殺されて転生
薄れてゆく意識の中、竹田景虎は36年の人生を振り返っていた。
特に起伏のない人生だった。
会社員の父とパート従業員の母に間に生まれ、中の上くらいの成績で地方の国立大学に進学。教員免許は取得したが教師にはならず上場の企業に就職。自分に営業職が向いているとは思わなかったが、可もなく不可もなく過ごした。高校の友人とは大学進学の際に離れ、大学ではあまり親しい友人はできなかった。コンビニでバイトをしているうちに彼女が出来たが、就職してからすれ違いが続き振られた。さほどショックには感じなかった。
親にはまめに電話をしたし給料も順調に増えて役職にもついた。そこそこの貯金もできた。趣味という趣味は無い。しいて言えば読書が好きで、休日は一日部屋にこもって小説を読み耽ることも多々あった。
そしてある日、出勤中に通り魔にあって殺された。あっけなく。
駅から職場へ歩いている時に後ろが騒がしくて振り返ったら、ナイフをもった髭面の中年男性がすぐ近くにいた。とっさに手に持っていたカバンでナイフをはたこうとしたが、はずれて腹を刺された。意味不明の唸り声を上げながらナイフを捻りいれられて、焼けるような熱さが体中に広がった。息が酒臭いな、そう思った時には倒れていた。流れ出る血と共に自分の命が流れていく気がして、人生を思った。
ああ、つまらない人生だったなぁ。
二度目の人生に父親はいなかった。母親はアル中だった。幼い頃は祖父母の元で育てられた。物心ついて前世の記憶がある事に気づいたのは3歳の時だった。頭の中がクリアになって竹田景虎の記憶が一気に蘇ってきた。そして思った。
今度は真面目に生きるのはやめよう、と。
転生先は異世界だったが、元の世界に似ていた。剣も魔法もなく科学文明があった。リバーシもマヨネーズも存在したし、ステータスウィンドウもアイテムボックスもなかった。ただし異なる点もあった。竹田影虎はラギン=ソドという名前だったし、人間以外の種族もいた。エルフにドワーフに獣人。通り魔に殺された後にテンプレの神様は出てこなかったので、加護や転生ボーナスがもらえているのかはわからない。身体能力は人並のように思えた。
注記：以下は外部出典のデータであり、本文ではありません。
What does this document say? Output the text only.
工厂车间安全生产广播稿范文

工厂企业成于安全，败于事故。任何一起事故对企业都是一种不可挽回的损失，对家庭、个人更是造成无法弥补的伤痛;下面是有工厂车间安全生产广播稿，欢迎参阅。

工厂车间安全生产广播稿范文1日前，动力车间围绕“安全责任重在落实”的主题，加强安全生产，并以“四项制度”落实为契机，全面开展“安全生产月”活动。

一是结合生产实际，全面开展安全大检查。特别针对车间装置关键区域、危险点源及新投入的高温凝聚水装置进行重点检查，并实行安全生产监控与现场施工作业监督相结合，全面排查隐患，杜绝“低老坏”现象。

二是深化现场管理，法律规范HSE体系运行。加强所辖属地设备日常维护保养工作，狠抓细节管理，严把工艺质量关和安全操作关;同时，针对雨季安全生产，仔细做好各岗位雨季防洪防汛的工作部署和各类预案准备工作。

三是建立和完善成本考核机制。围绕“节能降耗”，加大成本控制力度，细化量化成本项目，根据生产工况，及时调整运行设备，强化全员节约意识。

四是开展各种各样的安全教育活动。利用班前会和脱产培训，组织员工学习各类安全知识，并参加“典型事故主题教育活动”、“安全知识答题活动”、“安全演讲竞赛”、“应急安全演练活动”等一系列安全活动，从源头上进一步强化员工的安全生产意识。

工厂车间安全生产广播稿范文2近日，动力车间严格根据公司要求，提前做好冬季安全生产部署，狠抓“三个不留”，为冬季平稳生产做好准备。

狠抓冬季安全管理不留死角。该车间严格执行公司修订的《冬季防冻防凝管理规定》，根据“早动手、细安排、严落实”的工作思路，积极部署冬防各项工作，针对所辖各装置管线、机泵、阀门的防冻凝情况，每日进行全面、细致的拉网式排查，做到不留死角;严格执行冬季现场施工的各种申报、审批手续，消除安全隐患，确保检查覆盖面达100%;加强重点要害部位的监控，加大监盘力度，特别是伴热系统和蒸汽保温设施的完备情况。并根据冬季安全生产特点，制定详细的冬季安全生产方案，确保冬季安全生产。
「ラギンや、お前の親はろくでなしだ。でも父親譲りの緑の髪と母親と同じ青い瞳は、とても奇麗だよ。」
祖母は優しかった。寝物語に祖父が語ってくれる昔話は、どれも前世では聞いた事が無い物で楽しかった。昔はモンスターがいて勇者と呼ばれる存在もいたらしく、英雄譚には胸が躍った。
だがそんな日々も長くは続かなかった。ラギンが5歳になる頃、流行病で祖父母が続けて他界した。ラギンは再び母親と暮らす事になったが、幸い祖父母は家と遺産を残してくれていた。それも母親ではなくラギンに。
「あなたみたいな子供に遺産なんて必要ないわ。」
母親はそう言って銀行通帳も家の登記簿も取り上げようとした。
「お母さん、この家に一緒に住むのは構わない。また一緒に暮らそう、ただし、お金の管理は僕がするよ。家の権利もお母さんに移したりはしない。おじいちゃんとおばあちゃんは、僕に遺してくれたんだ。」
年齢以上にしっかりと喋るラギンに母親は戸惑っていた。年に1度か2度、気まぐれにしか顔を見なかった息子は、こんなに大人びた話し方をしていただろうか。思い返しても、酔った頭では記憶は全て霧がかってはっきりとはしなかった。
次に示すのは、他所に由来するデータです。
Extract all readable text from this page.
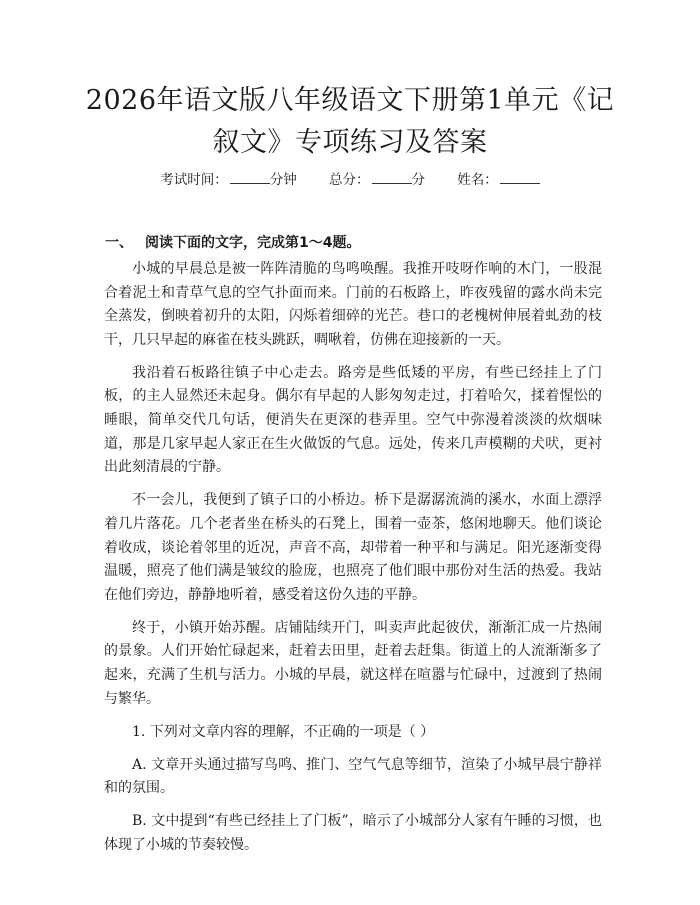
2026年语文版八年级语文下册第1单元《记叙文》专项练习及答案
考试时间：	分钟 总分：	分 姓名：
一、 阅读下面的文字，完成第1～4题。

小城的早晨总是被一阵阵清脆的鸟鸣唤醒。我推开吱呀作响的木门，一股混合着泥土和青草气息的空气扑面而来。门前的石板路上，昨夜残留的露水尚未完全蒸发，倒映着初升的太阳，闪烁着细碎的光芒。巷口的老槐树伸展着虬劲的枝干，几只早起的麻雀在枝头跳跃，啁啾着，仿佛在迎接新的一天。

我沿着石板路往镇子中心走去。路旁是些低矮的平房，有些已经挂上了门板，的主人显然还未起身。偶尔有早起的人影匆匆走过，打着哈欠，揉着惺忪的睡眼，简单交代几句话，便消失在更深的巷弄里。空气中弥漫着淡淡的炊烟味道，那是几家早起人家正在生火做饭的气息。远处，传来几声模糊的犬吠，更衬出此刻清晨的宁静。

不一会儿，我便到了镇子口的小桥边。桥下是潺潺流淌的溪水，水面上漂浮着几片落花。几个老者坐在桥头的石凳上，围着一壶茶，悠闲地聊天。他们谈论着收成，谈论着邻里的近况，声音不高，却带着一种平和与满足。阳光逐渐变得温暖，照亮了他们满是皱纹的脸庞，也照亮了他们眼中那份对生活的热爱。我站在他们旁边，静静地听着，感受着这份久违的平静。

终于，小镇开始苏醒。店铺陆续开门，叫卖声此起彼伏，渐渐汇成一片热闹的景象。人们开始忙碌起来，赶着去田里，赶着去赶集。街道上的人流渐渐多了起来，充满了生机与活力。小城的早晨，就这样在喧嚣与忙碌中，过渡到了热闹与繁华。

1. 下列对文章内容的理解，不正确的一项是（ ）

A. 文章开头通过描写鸟鸣、推门、空气气息等细节，渲染了小城早晨宁静祥和的氛围。

B. 文中提到“有些已经挂上了门板”，暗示了小城部分人家有午睡的习惯，也体现了小城的节奏较慢。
「まずお母さんには施設に入ってもらう。もう入金も済ませてある。もうすぐ迎えが来る。勝手に決めて申し訳ないとは思うけど、こうするしかないんだ、一緒に暮らすのなら。僕もこまめに顔を出すようにするし、必要な物は施設の人に言ってくれたら届くように手配してある。もし今彼氏がいるのなら、その彼氏には連絡先を言っちゃあだめだ。頼むよ。」
まるで保護司のように話を進める息子を驚きをもって見つめる母親に怒りは無かった。依存心が強く男にも酒にも流されやすい女は、はっきりと自分より息子の方が上位にいる事を悟っていた。
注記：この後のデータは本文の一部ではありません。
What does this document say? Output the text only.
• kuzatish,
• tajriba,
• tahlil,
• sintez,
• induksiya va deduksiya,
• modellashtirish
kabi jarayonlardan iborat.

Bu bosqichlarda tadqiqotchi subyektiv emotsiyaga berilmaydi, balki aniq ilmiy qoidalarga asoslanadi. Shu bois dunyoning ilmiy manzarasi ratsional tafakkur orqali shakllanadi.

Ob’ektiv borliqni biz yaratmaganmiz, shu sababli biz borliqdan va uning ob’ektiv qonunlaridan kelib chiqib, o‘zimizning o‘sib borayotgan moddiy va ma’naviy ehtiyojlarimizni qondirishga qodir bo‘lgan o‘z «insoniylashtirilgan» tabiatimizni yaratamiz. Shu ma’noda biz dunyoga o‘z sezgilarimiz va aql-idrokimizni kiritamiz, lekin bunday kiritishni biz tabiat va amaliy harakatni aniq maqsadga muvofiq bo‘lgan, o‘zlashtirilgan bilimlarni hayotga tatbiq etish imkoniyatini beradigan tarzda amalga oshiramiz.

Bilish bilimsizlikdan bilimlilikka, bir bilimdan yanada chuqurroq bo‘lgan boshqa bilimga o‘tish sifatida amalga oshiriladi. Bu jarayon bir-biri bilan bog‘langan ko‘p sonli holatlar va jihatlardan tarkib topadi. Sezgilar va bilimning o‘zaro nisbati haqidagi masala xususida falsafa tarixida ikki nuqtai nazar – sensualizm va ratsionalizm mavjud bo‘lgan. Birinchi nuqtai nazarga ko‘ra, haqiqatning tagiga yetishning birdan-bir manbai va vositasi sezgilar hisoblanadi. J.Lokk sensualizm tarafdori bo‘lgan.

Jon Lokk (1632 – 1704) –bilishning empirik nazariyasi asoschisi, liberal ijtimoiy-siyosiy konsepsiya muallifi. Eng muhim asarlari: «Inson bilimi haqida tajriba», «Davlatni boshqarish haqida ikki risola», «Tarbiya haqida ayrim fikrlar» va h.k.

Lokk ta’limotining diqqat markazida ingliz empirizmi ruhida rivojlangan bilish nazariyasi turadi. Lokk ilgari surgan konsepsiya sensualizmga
(この子は賢い。この子の言う事を聞いていれば、どん底の人生がうまく行く気がする。それにラギンと一緒にいないと遺産が使えないわ。ああ、お酒が飲みたい。)
そうして母親はアルコール依存症更生の施設に入り、ラギンは5歳にして祖父母のいない家で一人暮らしを始める事になった。